A special cultural blend

The walls of Makake are emblazoned with manga-like images of macaques at play. Red paper lanterns frame a recreation of Japanese street dining; tables are made of beer crates and lights from old Bundaberg ginger beer bottles.

The fusion between the culinary traditions of Barcelona and Tokyo is not as strange as it may seem at first glance. The Japanese Izakaya restaurants are bustling after-work bistros with casual small plate dining built around sharing much like Spain’s tapas tradition. And those shared Iberian roots run even deeper, as many Japanese dishes were influenced by traditions brought over by Portugese travellers in the 16th century. One of the best known among those being the tempura.
“When I was a kid, I’d love to visit the Chinese-Venezuelan social center to see their markets and restaurants,” chef Mayela chimes in. “I ended up in charge of Barcelona’s only Asian cooking school and Erna and I originally met there during an intensive Ramen course. Shortly after, she invited me over to help develop the menu at Ramen Momo and now Makake. It’s funny how these things can happen.”

The ever evolving Grandi

“Makake is a dream we’ve had for five years,” says Erna. “As much as we love what we have created with our tiny ramen lunch place. We’ve been dreaming of opening up something bigger.”

Makake is located in the black, white and blue building that used to house the Kumiko café, over in the Grandi area which has seen a massive explosion of new restaurants and food businesses during the last five years.

“The food scene in Grandi, has changed a lot since the beautiful people from Coocoo’s Nest started to rework the energy of the area.
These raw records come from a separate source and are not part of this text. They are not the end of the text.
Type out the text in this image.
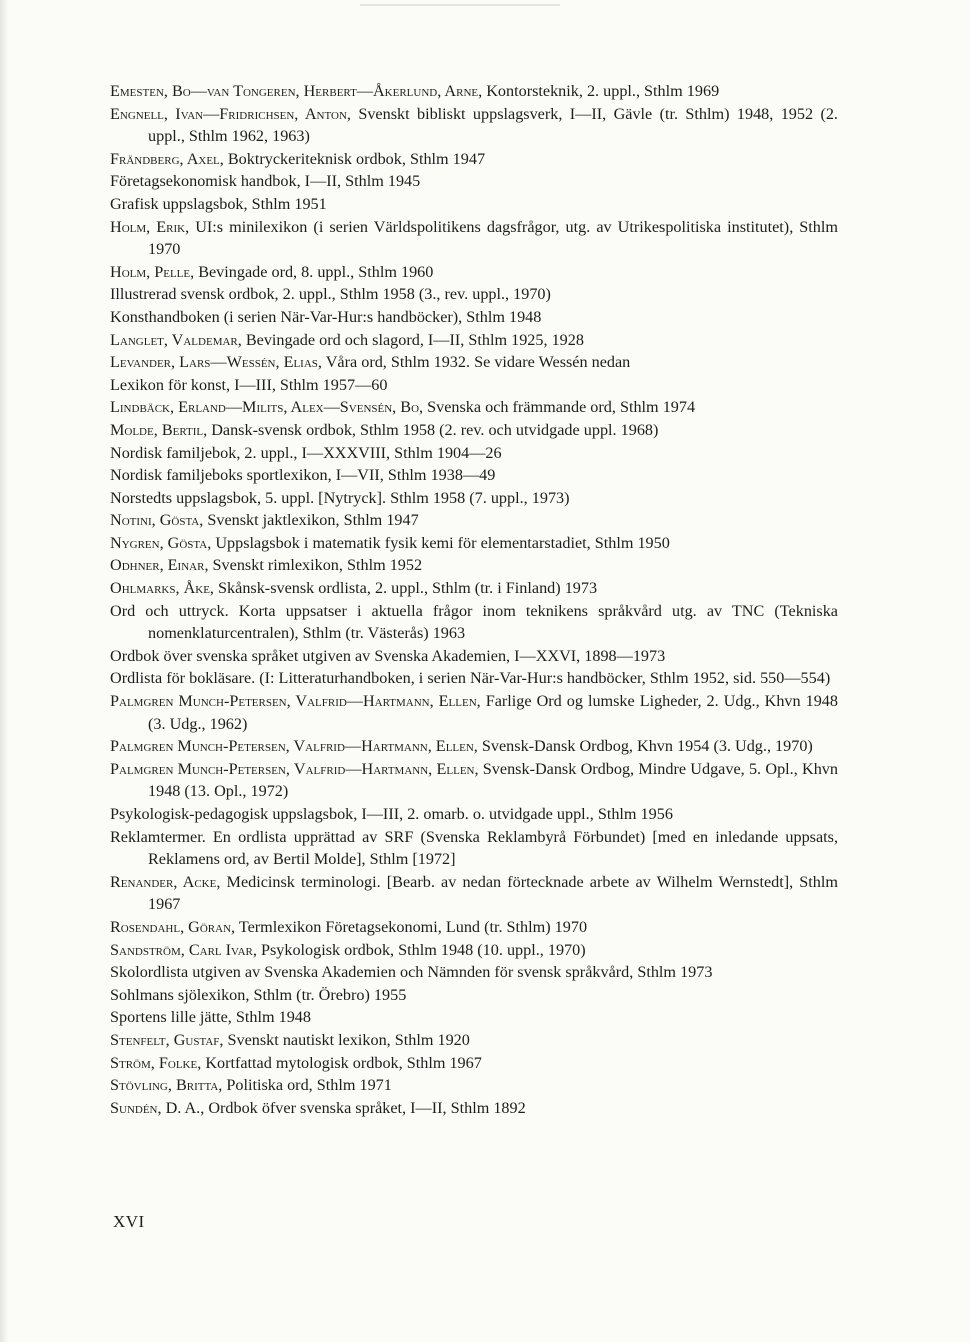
Emesten, Bo—van Tongeren, Herbert—Åkerlund, Arne, Kontorsteknik, 2. uppl., Sthlm 1969
Engnell, Ivan—Fridrichsen, Anton, Svenskt bibliskt uppslagsverk, I—II, Gävle (tr. Sthlm) 1948, 1952 (2. uppl., Sthlm 1962, 1963)
Frändberg, Axel, Boktryckeriteknisk ordbok, Sthlm 1947
Företagsekonomisk handbok, I—II, Sthlm 1945
Grafisk uppslagsbok, Sthlm 1951
Holm, Erik, UI:s minilexikon (i serien Världspolitikens dagsfrågor, utg. av Utrikespolitiska institutet), Sthlm 1970
Holm, Pelle, Bevingade ord, 8. uppl., Sthlm 1960
Illustrerad svensk ordbok, 2. uppl., Sthlm 1958 (3., rev. uppl., 1970)
Konsthandboken (i serien När-Var-Hur:s handböcker), Sthlm 1948
Langlet, Valdemar, Bevingade ord och slagord, I—II, Sthlm 1925, 1928
Levander, Lars—Wessén, Elias, Våra ord, Sthlm 1932. Se vidare Wessén nedan
Lexikon för konst, I—III, Sthlm 1957—60
Lindbäck, Erland—Milits, Alex—Svensén, Bo, Svenska och främmande ord, Sthlm 1974
Molde, Bertil, Dansk-svensk ordbok, Sthlm 1958 (2. rev. och utvidgade uppl. 1968)
Nordisk familjebok, 2. uppl., I—XXXVIII, Sthlm 1904—26
Nordisk familjeboks sportlexikon, I—VII, Sthlm 1938—49
Norstedts uppslagsbok, 5. uppl. [Nytryck]. Sthlm 1958 (7. uppl., 1973)
Notini, Gösta, Svenskt jaktlexikon, Sthlm 1947
Nygren, Gösta, Uppslagsbok i matematik fysik kemi för elementarstadiet, Sthlm 1950
Odhner, Einar, Svenskt rimlexikon, Sthlm 1952
Ohlmarks, Åke, Skånsk-svensk ordlista, 2. uppl., Sthlm (tr. i Finland) 1973
Ord och uttryck. Korta uppsatser i aktuella frågor inom teknikens språkvård utg. av TNC (Tekniska nomenklaturcentralen), Sthlm (tr. Västerås) 1963
Ordbok över svenska språket utgiven av Svenska Akademien, I—XXVI, 1898—1973
Ordlista för bokläsare. (I: Litteraturhandboken, i serien När-Var-Hur:s handböcker, Sthlm 1952, sid. 550—554)
Palmgren Munch-Petersen, Valfrid—Hartmann, Ellen, Farlige Ord og lumske Ligheder, 2. Udg., Khvn 1948 (3. Udg., 1962)
Palmgren Munch-Petersen, Valfrid—Hartmann, Ellen, Svensk-Dansk Ordbog, Khvn 1954 (3. Udg., 1970)
Palmgren Munch-Petersen, Valfrid—Hartmann, Ellen, Svensk-Dansk Ordbog, Mindre Udgave, 5. Opl., Khvn 1948 (13. Opl., 1972)
Psykologisk-pedagogisk uppslagsbok, I—III, 2. omarb. o. utvidgade uppl., Sthlm 1956
Reklamtermer. En ordlista upprättad av SRF (Svenska Reklambyrå Förbundet) [med en inledande uppsats, Reklamens ord, av Bertil Molde], Sthlm [1972]
Renander, Acke, Medicinsk terminologi. [Bearb. av nedan förtecknade arbete av Wilhelm Wernstedt], Sthlm 1967
Rosendahl, Göran, Termlexikon Företagsekonomi, Lund (tr. Sthlm) 1970
Sandström, Carl Ivar, Psykologisk ordbok, Sthlm 1948 (10. uppl., 1970)
Skolordlista utgiven av Svenska Akademien och Nämnden för svensk språkvård, Sthlm 1973
Sohlmans sjölexikon, Sthlm (tr. Örebro) 1955
Sportens lille jätte, Sthlm 1948
Stenfelt, Gustaf, Svenskt nautiskt lexikon, Sthlm 1920
Ström, Folke, Kortfattad mytologisk ordbok, Sthlm 1967
Stövling, Britta, Politiska ord, Sthlm 1971
Sundén, D. A., Ordbok öfver svenska språket, I—II, Sthlm 1892
XVI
Now Grandi reminds me of an area in Barcelona called Poblenou; both are industrial areas that have been reshaped with interesting projects that would otherwise have a hard time making rent in the current rental market. The corner of Grandi where Makake is based is still developing but the building is beautiful and spacious and it allows us to work freely and express our vision.”